I am a freelance writer, living in Bath with my wife and son.
I love my city, and love to live here. I write about Bath a lot, and sometimes about travels in Ireland and France.
Published October 10th 2020
Sky, Soaring Cliffs and Slides
Observe the view- above and below!
With the glorious Bristol suspension bridge as a backdrop, the observatory is worth the view alone. You can find it above the city, perched on the edge of Bristol's Clifton Downs. The observatory is a Science museum, dedicated to the history of this unusual building. Originally a windmill and flour mill, it became a storehouse for tobacco, a World War Two air-raid shelter, and is currently an events venue.
The 300 feet deep Avon gorge is spanned by the bridge and makes for an imposing rocky landscape. This massive open and tree-lined downs are now home to runners, walkers and dog-walkers. It is a stone's throw from the chic and student-dwelling Clifton village, which is a beautiful example of Georgian town planning, with its focus on socialising and pleasure-seeking.
The Observatory at Clifton has had many owners and many functions in the past. Its current incarnation is as a museum to astronomy, with a remarkable 17th Century 'Camera Obscura' in its tower. Surrounding the buildings (originally a windmill and grain storage barn) there are park benches and beautifully kept grounds aplenty. One wing of the Observatory is also a wedding venue now, which gives this place a celebratory feel, even on a cloudy day.
Whilst queuing up for the observatory, most eyes will be drawn to the world-famous Suspension bridge, built by the Victorian genius Isambard Kingdom Brunel. Both a road and pedestrian bridge, it is a miracle of engineering and connects Clifton village to its surrounding areas. Why not treat yourselves to a take away coffee and a yummy cake from the cafe, and drink in the view?

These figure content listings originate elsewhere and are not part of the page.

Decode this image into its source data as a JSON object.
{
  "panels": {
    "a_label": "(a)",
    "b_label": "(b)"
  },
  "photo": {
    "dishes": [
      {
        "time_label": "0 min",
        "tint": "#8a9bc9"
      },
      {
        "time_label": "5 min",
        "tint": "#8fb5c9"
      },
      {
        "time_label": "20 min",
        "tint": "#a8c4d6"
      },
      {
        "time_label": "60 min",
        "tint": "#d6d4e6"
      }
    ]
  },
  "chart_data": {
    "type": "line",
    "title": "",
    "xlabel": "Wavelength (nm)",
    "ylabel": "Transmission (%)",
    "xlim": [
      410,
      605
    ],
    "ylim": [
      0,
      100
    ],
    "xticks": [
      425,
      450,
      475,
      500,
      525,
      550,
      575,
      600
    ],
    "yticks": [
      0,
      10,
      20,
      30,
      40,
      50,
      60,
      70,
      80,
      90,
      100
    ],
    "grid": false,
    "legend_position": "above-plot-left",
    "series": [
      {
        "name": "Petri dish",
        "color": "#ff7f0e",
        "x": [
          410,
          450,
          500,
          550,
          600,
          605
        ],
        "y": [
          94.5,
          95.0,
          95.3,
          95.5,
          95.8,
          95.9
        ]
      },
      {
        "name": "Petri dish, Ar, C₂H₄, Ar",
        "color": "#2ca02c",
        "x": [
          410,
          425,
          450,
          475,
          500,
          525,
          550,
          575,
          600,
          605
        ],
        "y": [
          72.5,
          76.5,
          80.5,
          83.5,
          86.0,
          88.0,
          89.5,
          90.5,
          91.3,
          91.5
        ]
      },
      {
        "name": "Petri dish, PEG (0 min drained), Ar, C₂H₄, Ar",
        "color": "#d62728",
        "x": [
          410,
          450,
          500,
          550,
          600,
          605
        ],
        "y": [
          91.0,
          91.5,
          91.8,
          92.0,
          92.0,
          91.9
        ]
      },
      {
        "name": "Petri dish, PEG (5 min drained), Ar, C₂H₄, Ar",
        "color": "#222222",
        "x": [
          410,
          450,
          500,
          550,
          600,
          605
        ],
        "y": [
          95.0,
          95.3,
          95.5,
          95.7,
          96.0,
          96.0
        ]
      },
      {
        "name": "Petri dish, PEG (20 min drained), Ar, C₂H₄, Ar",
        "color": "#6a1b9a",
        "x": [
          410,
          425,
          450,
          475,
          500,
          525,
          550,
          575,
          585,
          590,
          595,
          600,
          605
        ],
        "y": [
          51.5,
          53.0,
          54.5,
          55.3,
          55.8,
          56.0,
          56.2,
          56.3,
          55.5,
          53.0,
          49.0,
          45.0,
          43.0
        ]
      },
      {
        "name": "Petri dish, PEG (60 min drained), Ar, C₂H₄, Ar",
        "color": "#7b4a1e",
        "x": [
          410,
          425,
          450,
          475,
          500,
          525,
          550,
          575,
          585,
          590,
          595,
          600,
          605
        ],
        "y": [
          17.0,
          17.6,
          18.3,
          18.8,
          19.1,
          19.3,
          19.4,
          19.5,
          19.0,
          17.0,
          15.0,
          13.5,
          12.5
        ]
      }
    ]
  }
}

The museum tower is not a large venue, so you may have to queue up for a little while, even if you book your tickets online beforehand. Household bubbles are being let in one at a time, so progress is a little slow, but the wait is well worth it!
After enjoying two floors of displays and exhibitions about the observatory building, you come to the top of the tower. In a darkened room, a beautiful image of the surrounding landscape greets you. Projected by a mirror on to a whitewashed sphere, you can enjoy a bird's eye view of Clifton Gorge and the suspension bridge. A conveniently placed wooden handle even lets you change the viewpoint, a little like operating a periscope. Being one of only three camera obscuras in the country, this is very much worth experiencing.
The vision of an eccentric Victorian owner, the Giant's cave is a downward spiralling tunnel, that runs from the bottom of the observatory to a magnificent viewing gallery, cut out of the cliff face of the gorge. The steps down to the tunnel are extremely steep and tricky to negotiate, so this part of the experience is not accessible to wheelchair users, or those with limited mobility. If you do venture down there though, the view of the suspension bridge (now above you) is remarkable. With an iron grille beneath your feet, you can also peer down into the gorge, and be appalled at how high up you are!
Do bear in mind that you have to walk back up to ground level, once you visit the viewing gallery. The journey back is an experience in itself, as the air temperature is easily 10 degrees lower below ground. I felt very relieved to be back in the fresh air, above ground, when I came back out again.
No trip to the observatory is complete without a visit to the 'Slidey Rock'. Whether you just watch the lunatics who slide down this polished rockface or risk a bruised Coccyx, this Bristol institution is an absolute must. Overlooking the gorge to the right, this steep rocky hill has been polished to a glassy shine by centuries of visitors. Nobody knows just how old the slidey rock is, but people are drawn to this natural slide with a sort of magnetism. Having slammed by bones down the chute, my advice is to stop yourself a good 8 feet from the bottom of the slide, and then watch as others connon down to the gravelly bottom!
Clifton has all manner of lovely shops and eateries to visit, and so I would visit this place at the end of a day exploring. There is even a world-famous Catholic Cathedral in Clifton, which is built in the Brutalist style. It has been compared to everything from a circus big top to a spaceship!